Your program may take an optional argument that specifies what resampling kernel it uses. In your documentation, be sure to specify what kernel your program uses by default, as well as what the options are. The default should be one of the "best" kernels you support.

If you support multiple kernels, one of the kernels should be nearest-neighbor (the simplest thing to implement) so you can show how much better your "good" kernels are.

Remember: it is better to implement something simpler and get it to work correctly, than to get something complicated wrong. Implementing nearest neighbor in a simple way (having it just round the sampling position to the nearest pixel) is better than implementing something that incorrectly does pre-filtering / fancy interpolation.

Closer to the due date, we will provide example images for testing, as well as instructions on what sample images to turn in.

Be sure to document what kernels your program implements.

6.  Part 3: Impressionist Painting

Your program will take an input image and transform it into something that looks like an impressionist painting (with brush strokes).
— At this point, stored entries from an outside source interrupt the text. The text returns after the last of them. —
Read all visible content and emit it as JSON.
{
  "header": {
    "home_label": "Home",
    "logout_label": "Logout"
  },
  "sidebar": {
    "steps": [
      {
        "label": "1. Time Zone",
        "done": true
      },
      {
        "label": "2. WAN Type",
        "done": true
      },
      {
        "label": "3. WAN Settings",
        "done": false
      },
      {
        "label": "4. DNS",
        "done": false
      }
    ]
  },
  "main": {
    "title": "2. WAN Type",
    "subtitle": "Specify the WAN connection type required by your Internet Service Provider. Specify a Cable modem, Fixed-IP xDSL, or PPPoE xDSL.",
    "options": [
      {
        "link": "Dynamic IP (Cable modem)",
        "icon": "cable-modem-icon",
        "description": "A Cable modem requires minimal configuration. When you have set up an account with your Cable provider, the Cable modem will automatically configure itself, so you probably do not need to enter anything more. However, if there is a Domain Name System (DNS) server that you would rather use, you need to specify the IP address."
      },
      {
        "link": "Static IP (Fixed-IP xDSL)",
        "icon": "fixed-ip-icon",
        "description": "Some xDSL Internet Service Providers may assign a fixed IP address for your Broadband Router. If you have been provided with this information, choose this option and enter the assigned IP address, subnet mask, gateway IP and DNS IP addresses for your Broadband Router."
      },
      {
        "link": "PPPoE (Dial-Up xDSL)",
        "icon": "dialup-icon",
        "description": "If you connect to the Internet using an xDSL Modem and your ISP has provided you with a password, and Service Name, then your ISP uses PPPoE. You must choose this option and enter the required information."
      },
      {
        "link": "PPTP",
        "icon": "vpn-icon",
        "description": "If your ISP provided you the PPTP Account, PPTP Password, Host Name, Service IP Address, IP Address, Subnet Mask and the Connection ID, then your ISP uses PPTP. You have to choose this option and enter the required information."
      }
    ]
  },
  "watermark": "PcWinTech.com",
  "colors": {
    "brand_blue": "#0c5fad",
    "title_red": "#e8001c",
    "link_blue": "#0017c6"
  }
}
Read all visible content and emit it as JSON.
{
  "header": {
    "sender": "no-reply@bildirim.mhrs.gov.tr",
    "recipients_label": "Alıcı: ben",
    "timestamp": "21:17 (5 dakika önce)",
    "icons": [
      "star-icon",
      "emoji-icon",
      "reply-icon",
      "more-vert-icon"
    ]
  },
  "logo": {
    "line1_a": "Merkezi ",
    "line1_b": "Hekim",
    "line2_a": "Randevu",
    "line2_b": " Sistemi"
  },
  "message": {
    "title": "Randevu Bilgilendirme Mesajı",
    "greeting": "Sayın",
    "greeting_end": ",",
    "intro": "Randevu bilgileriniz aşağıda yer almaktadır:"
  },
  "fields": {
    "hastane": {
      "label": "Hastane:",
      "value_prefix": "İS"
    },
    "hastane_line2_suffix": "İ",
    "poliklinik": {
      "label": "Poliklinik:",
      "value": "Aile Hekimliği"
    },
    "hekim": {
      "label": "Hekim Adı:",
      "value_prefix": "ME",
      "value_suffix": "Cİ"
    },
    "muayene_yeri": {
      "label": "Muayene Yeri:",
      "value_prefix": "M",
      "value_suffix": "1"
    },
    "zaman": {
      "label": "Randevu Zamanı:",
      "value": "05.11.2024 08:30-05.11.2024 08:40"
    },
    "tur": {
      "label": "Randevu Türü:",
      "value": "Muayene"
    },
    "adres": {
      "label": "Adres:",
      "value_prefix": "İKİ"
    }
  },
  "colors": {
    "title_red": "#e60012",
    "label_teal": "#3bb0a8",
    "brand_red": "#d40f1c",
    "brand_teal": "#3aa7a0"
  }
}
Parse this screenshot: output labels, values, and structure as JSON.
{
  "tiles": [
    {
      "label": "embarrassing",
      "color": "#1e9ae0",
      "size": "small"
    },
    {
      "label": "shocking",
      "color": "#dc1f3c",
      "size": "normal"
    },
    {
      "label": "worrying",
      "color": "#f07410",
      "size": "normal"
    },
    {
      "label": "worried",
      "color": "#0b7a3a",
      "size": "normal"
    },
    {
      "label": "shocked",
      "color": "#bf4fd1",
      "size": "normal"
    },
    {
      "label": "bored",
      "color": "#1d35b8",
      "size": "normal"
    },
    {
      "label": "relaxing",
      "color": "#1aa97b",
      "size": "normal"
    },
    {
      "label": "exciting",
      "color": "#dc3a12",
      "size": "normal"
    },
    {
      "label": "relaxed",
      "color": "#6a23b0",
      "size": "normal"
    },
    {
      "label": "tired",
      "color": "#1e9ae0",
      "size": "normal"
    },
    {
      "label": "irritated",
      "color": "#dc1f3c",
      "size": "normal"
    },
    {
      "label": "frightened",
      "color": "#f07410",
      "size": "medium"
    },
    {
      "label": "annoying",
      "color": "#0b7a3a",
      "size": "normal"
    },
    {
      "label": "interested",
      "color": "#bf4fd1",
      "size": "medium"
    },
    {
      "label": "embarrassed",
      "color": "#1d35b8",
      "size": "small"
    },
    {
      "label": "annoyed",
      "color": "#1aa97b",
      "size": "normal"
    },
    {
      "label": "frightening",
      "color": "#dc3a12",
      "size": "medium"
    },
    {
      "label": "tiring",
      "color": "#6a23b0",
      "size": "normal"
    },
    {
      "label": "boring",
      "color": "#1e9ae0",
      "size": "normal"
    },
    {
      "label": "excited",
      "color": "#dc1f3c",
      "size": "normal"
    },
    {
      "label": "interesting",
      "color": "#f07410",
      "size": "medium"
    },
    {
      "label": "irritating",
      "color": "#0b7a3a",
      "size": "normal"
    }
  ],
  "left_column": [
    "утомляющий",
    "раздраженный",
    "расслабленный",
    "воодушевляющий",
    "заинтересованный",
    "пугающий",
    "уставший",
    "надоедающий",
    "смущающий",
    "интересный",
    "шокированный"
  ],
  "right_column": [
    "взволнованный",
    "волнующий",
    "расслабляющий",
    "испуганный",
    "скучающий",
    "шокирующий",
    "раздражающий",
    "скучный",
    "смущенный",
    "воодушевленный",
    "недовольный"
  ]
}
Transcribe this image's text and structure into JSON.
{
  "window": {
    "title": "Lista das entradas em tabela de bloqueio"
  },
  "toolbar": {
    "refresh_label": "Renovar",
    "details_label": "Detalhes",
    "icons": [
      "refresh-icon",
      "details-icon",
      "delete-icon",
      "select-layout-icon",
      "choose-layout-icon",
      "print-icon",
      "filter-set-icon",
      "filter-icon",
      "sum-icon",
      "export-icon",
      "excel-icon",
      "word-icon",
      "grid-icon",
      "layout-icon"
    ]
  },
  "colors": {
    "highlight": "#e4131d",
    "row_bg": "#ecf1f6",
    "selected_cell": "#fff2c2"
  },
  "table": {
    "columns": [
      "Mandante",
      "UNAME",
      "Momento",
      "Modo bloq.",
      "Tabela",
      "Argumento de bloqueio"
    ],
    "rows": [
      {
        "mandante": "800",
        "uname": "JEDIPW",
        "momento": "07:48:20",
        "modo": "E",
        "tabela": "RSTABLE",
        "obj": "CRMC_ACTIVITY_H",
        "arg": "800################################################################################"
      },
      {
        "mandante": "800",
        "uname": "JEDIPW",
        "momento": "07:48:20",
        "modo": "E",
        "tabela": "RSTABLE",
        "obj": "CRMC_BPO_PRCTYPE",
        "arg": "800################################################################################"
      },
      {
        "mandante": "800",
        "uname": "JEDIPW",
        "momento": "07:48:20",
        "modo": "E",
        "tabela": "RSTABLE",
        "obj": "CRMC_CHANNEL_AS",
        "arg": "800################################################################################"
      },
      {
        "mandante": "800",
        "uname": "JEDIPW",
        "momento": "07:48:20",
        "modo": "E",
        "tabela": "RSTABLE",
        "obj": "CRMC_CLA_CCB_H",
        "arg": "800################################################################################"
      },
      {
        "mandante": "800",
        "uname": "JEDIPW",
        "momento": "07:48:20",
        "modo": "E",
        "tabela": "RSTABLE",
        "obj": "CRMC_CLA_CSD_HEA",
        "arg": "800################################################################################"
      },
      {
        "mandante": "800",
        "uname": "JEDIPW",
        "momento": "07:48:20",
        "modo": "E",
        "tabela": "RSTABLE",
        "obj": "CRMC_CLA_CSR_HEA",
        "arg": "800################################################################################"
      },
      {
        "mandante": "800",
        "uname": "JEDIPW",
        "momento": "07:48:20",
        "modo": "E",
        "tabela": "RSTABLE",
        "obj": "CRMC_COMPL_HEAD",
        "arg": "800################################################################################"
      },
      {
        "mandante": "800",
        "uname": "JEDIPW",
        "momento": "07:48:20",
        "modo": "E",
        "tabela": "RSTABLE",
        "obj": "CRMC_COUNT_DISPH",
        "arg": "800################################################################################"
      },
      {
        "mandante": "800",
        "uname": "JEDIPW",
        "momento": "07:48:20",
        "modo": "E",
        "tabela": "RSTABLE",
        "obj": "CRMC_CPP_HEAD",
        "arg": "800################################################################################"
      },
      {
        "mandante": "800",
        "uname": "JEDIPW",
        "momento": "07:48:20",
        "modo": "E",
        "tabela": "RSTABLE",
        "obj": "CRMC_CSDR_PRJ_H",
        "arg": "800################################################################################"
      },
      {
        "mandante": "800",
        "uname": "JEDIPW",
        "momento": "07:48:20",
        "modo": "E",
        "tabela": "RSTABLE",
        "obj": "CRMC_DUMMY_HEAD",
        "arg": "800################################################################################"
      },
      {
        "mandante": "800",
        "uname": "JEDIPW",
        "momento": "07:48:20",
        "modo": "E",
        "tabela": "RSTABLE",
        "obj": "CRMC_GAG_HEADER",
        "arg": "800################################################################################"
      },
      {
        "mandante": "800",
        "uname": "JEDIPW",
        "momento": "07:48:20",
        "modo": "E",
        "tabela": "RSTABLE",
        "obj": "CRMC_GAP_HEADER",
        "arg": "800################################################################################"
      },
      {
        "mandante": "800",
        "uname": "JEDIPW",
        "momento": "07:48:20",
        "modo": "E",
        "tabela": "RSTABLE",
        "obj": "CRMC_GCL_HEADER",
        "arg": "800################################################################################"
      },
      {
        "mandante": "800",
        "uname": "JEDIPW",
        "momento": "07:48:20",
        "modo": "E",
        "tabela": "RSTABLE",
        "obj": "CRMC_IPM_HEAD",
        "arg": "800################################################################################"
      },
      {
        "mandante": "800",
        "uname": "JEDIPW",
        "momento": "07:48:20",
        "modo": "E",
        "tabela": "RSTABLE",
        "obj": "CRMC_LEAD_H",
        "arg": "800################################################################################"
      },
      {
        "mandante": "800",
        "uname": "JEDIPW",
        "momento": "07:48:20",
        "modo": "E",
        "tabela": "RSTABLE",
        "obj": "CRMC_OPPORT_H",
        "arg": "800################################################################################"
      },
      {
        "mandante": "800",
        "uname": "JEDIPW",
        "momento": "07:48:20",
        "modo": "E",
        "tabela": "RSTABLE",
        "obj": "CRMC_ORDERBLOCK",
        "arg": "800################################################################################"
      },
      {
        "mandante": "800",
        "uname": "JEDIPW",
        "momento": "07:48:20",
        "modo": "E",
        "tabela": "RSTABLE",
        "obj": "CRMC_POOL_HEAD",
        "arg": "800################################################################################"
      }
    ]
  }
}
Your program must work with just 2 parameters (input and output file names), but can take optional parameters if you want (and you can decide what they are - just make sure they are documented).

So:

    paint input.tga output.tga

should produce something reasonable.

For a discussion of impressionist painting, see this page on previous year's web. If you want more ideas on fancier things to do, look at Aaron Hertzman's tutorials which are here.

Note: if your program needs to read in an auxiliary file, please make sure that the file is included as part of the handin, and that the executable can find it when its run from the command line in the build directory.

Example Images: Close to the due date we will provide you with a test image (turn in the results of running your program on it). We'll also let you pick 1-2 of your own test images.

Use the settings that you think make your program give the nicest results (if your program has options).

Questions: In your documentation, be sure to answer the following questions:

  1. What does your painting algorithm do? (How does it work - how does it choose where to put brush strokes? how does it decide what the brush strokes look like? how does it make the brush strokes?)
  2. What kinds of pictures does it tend to give nice results for?
  3. What kinds of pictures does it not give nice results for?

7.  Mechanics

Each student in class must turn in their own projects (all parts).

Like all programming assignments in this class, your programs must build and run under Windows XP on the CSL computers. This means you should use Microsoft Visual Studio 2008.

The test images we supply, as well as the results you give us, must be in the TGA image file format. We will provide you with a C library for reading and writing this format (with a C++ wrapper). LibTarga is not perfect, but we define a "valid TGA image" to be a file that can be read by LibTarga.

You should include the source code to LibTarga in your handin so that each program is complete.

It should be the case that a grader can copy your handin folder to the local disk of a CSL computer, double click on the solution file in the folder, press build, and get an EXE file they can run. (in the debug or release directory). Your program should compile with no errors, and preferably no warnings.

You may use the sample code from the course web page and LibTarga. You should write all the real image processing code yourself.